殘酷,無情,血腥,峰頂之上再也沒留下一個活口,土壤幾乎都被鮮紅的血浸染,散發濃烈的血腥味,山風一吹,四下飄散開來。
"走!"陸隨風輕聲發出指令,領著眾人朝著另一處茂密的山林間急馳而去。沿途并未遭遇任何阻擊,順利的翻越過這道豁口。

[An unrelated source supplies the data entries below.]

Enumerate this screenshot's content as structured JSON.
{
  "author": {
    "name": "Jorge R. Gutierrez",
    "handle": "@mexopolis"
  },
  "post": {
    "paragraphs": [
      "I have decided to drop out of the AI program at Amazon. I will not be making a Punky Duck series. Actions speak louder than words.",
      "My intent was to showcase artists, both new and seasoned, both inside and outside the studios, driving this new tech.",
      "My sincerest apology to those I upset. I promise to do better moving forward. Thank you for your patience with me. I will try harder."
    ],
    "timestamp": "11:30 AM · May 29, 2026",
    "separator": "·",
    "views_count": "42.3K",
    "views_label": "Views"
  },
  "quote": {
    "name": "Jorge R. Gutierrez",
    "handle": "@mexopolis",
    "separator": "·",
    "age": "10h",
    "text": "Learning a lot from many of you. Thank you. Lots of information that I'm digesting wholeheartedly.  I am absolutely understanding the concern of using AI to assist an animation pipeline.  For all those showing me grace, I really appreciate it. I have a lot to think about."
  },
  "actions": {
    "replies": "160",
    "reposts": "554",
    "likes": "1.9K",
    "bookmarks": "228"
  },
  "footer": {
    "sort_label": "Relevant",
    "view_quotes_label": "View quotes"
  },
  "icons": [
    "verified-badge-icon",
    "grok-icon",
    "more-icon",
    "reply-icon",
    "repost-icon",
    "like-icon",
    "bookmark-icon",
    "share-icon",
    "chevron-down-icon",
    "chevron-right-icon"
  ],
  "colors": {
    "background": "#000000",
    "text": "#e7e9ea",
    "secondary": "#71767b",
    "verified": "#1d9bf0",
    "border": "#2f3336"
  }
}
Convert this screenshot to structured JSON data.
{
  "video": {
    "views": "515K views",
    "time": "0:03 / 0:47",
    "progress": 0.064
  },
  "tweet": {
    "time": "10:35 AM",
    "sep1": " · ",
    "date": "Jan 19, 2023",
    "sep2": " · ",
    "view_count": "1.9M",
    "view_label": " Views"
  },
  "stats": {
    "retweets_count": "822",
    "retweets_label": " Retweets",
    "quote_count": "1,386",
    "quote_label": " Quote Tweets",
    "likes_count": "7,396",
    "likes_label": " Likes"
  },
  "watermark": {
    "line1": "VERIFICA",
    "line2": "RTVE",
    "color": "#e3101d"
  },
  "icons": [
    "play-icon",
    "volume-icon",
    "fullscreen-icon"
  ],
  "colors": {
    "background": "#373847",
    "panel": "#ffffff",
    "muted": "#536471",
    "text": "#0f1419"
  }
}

"這二世祖真夠陰狠歹毒,竟然費盡心機的設下了這個連環死局,只等我們傻乎乎的自投羅網,隨便一塊飛石都能將所謂的高手砸得粉身碎骨。"納蘭飛月憤憤然地言道,想到之前的恐怖情形,連云天星,凌鳳舞,古藍星幾人,都有些余悸猶存。
青風峽,幽深而曲折,蜿蜒上千米,兩端峭壁高聳,飛鳥難渡。除了偶爾有幾撥路人從峽口匆匆而過,顯得陰森而沉寂。
夕陽逐漸西沉,峽谷內的濕霧開始彌漫蒸騰開來,迷蒙的暮色中,又有一隊人流出現在峽口處,聽腳步聲,大約有十來人,正是陸隨風一行人。行進的速度不急不緩,充滿了節奏感,破碎了峽口間死一般的沉寂,回蕩山壁。
峽口的通道九轉十八彎,每隔幾十米便有一個折轉處,卻并沒有影響行進的速度,很快便進入了峽口通道的中段,空氣中隱隱逸散出絲絲莫名的危險氣息,越往前走,這種感覺越明顯,那是一種令人背心發寒,毛骨聳然的感覺。這種危險的感覺傳遞到所有人的身上,都收斂起了淡然從容的神情,每個人的身上也同時隱透出凜然殺氣。
剛走過一道轉彎處,陸隨風便突兀停了下來,后面的人也同時聞聲止步。雖然霧氣迷蒙,光線幽暗,仍能隱約的發現三十米外的一個狹窄的轉折處,被人給堵住了。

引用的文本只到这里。